どう返すか考えていると梨香子先生は思いついたように話し始めた。

 

「そうだ、野上君ソロコンテストに興味は無い?」

「ソロコンテストですか?」

「そう。野上君熱心だからどうかなって思ったの。良かったら友達も誘ってみてね」

 

ソロコンテストについて書かれた紙を受け取ったが内心複雑だ。俺が好きなのは見知った連中と演奏する事であって、個人技を極めるのは別の話だ。良い経験にはなるだろうが、あまり気乗りしないな。

 

「あぁそれと、朝練したくなったら私か松本先生に言ってね。音楽室の鍵渡すから」

「朝練ですか?」

「そう。ここの所やってなかったんだけど、どうかな?」

「ありがとう…ございます」

 

そのまま席を立ち、先生に礼をして職員室を出る。

正直期待外れだった。元々そんなに当てにはしていなかったが、現状維持が良さそうと考えていそうな先生を見て改めて使い物にならないと思った。

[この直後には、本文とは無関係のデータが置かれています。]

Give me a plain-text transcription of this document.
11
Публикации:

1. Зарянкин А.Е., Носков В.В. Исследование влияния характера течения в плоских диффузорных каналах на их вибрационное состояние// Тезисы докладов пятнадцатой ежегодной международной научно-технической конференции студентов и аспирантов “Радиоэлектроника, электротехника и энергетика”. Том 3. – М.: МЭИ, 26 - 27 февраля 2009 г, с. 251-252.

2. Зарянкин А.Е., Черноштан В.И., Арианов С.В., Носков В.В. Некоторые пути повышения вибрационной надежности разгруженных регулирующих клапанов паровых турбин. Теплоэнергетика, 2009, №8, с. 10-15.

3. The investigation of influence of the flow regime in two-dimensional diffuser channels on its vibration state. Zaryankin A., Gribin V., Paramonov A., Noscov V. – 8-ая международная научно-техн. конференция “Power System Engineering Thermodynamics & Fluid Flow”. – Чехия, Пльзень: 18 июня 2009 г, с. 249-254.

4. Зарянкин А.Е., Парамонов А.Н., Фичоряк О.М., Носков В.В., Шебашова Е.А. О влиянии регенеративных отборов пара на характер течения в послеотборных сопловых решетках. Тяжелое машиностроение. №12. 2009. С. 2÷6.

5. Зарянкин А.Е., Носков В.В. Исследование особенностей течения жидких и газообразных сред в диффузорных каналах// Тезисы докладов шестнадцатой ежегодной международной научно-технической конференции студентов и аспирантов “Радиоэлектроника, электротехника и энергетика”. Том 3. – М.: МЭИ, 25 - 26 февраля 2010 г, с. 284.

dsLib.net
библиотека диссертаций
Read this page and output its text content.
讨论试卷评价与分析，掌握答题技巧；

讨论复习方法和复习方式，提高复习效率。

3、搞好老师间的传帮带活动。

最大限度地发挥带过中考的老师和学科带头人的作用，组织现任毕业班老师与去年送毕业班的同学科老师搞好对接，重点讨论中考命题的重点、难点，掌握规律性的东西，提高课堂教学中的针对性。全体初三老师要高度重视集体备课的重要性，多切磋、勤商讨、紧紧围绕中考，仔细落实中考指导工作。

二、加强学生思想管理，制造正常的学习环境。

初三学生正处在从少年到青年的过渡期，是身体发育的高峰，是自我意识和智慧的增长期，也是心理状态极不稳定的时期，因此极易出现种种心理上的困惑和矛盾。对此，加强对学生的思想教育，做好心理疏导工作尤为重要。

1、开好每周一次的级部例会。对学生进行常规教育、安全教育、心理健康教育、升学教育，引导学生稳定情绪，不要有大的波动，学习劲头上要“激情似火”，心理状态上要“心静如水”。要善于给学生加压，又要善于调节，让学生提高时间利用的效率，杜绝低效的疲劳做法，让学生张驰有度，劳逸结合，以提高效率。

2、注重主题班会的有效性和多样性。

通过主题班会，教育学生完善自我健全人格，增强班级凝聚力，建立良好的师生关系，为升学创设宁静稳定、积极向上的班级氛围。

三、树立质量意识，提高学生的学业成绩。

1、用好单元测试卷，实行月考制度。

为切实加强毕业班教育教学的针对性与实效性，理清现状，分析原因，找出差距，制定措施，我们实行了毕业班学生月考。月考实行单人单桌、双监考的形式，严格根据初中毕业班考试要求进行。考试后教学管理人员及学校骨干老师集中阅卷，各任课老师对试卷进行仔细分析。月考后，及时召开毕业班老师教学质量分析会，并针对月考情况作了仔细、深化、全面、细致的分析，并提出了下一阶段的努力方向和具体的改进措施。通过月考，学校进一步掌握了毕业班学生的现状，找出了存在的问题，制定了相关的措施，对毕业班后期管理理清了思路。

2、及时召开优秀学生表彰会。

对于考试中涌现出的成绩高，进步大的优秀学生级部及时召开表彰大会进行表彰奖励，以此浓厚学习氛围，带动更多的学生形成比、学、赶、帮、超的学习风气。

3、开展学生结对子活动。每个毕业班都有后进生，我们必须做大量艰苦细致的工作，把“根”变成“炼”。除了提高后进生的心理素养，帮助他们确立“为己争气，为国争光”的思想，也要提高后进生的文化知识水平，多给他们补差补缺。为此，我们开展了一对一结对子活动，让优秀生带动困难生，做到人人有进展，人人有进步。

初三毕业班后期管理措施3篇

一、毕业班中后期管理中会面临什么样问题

現状を変えるには三年生が居なくなるか、顧問の変更位しなければならないだろう。

顧問の協力は得られず、手に入れたのはソロコンテストの提案と朝練許可の二つだけ。成果としては不十分であいつらを満足させる事は出来ないだろうが、無いよりはマシだろう。

どうか三年の卒業まで耐えてくれと、心の中で祈り続けた。